«Bock»: Was bedeutet Ihnen Heimat?
Lucia Angela Cavegn: Im Verlauf der Jahre hat dieses Wort für mich immer wieder eine neue Bedeutung erhalten. Ich trage einen Bündner Nachnamen, der Teil meiner Identität ist. Ich bin zwar in Emmenbrücke aufgewachsen, doch waren die Ferien in Sedrun während meiner Kindheit und Jugend so prägend, dass ich lange davon ausging, dass ich nach meinem Ableben dort oben beerdigt sein möchte. Noch immer sind Berge ein Kraftort für mich.

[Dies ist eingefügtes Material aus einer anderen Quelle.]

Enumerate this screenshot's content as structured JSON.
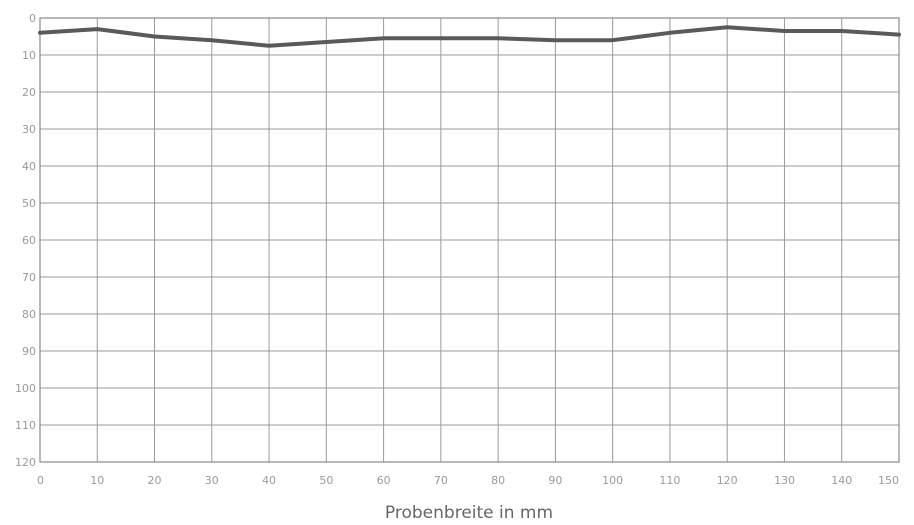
{
  "chart_data": {
    "type": "line",
    "title": "",
    "xlabel": "Probenbreite in mm",
    "ylabel": "",
    "xlim": [
      0,
      150
    ],
    "ylim": [
      0,
      120
    ],
    "y_inverted": true,
    "grid": true,
    "x_ticks": [
      0,
      10,
      20,
      30,
      40,
      50,
      60,
      70,
      80,
      90,
      100,
      110,
      120,
      130,
      140,
      150
    ],
    "x_tick_labels": [
      "0",
      "10",
      "20",
      "30",
      "40",
      "50",
      "60",
      "70",
      "80",
      "90",
      "100",
      "110",
      "120",
      "130",
      "140",
      "150"
    ],
    "y_ticks": [
      0,
      10,
      20,
      30,
      40,
      50,
      60,
      70,
      80,
      90,
      100,
      110,
      120
    ],
    "y_tick_labels": [
      "0",
      "10",
      "20",
      "30",
      "40",
      "50",
      "60",
      "70",
      "80",
      "90",
      "100",
      "110",
      "120"
    ],
    "series": [
      {
        "color": "#5a5a5a",
        "x": [
          0,
          10,
          20,
          30,
          40,
          50,
          60,
          70,
          80,
          90,
          100,
          110,
          120,
          130,
          140,
          150
        ],
        "y": [
          4,
          3,
          5,
          6,
          7.5,
          6.5,
          5.5,
          5.5,
          5.5,
          6,
          6,
          4,
          2.5,
          3.5,
          3.5,
          4.5
        ]
      }
    ]
  }
}
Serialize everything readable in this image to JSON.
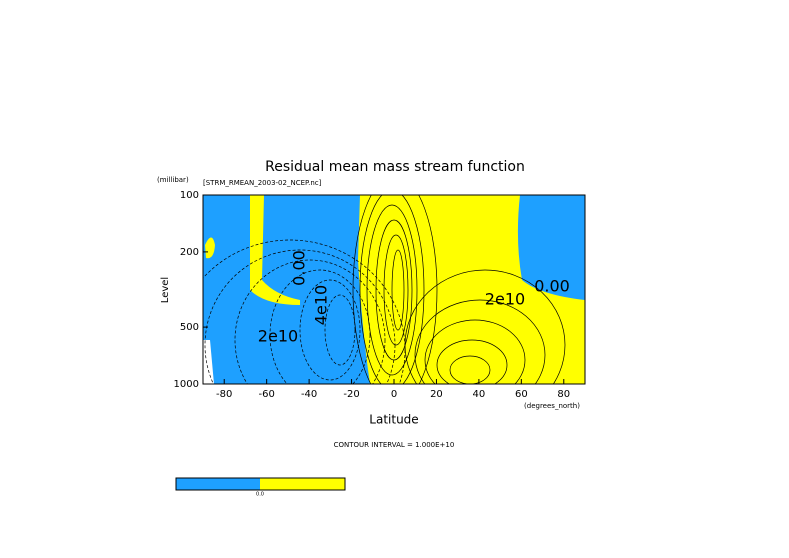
{
  "chart_data": {
    "type": "contour",
    "title": "Residual mean mass stream function",
    "subtitle": "[STRM_RMEAN_2003-02_NCEP.nc]",
    "x_label": "Latitude",
    "x_units": "(degrees_north)",
    "y_label": "Level",
    "y_units": "(millibar)",
    "xlim": [
      -90,
      90
    ],
    "xticks": [
      -80,
      -60,
      -40,
      -20,
      0,
      20,
      40,
      60,
      80
    ],
    "ylim": [
      1000,
      100
    ],
    "yticks": [
      100,
      200,
      500,
      1000
    ],
    "ylog": true,
    "colors": {
      "negative": "#1ea0ff",
      "positive": "#ffff00"
    },
    "annotations": [
      "0.00",
      "2e10",
      "4e10",
      "2e10",
      "0.00"
    ],
    "footer": "CONTOUR INTERVAL = 1.000E+10",
    "colorbar_label": "0.0"
  }
}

Wegen meines Studiums zog ich Anfang zwanzig in die Grossstadt Zürich. Einige Jahre später führte mich die Liebe nach Winterthur und nun bin ich aus beruflichen Gründen in Diessenhofen tätig. Da ich mich stark über meine Arbeit definiere, bin ich auch darin beheimatet, insbesondere wenn das Arbeitsumfeld stimmt wie jetzt in Diessenhofen. Heimat finde ich aber auch in mir selbst. Ich bin gerne allein in der Natur, wo ich ungestört meinen Gedanken nachhängen kann und auf neue Ideen komme.
Was schätzen Sie an der Region am meisten?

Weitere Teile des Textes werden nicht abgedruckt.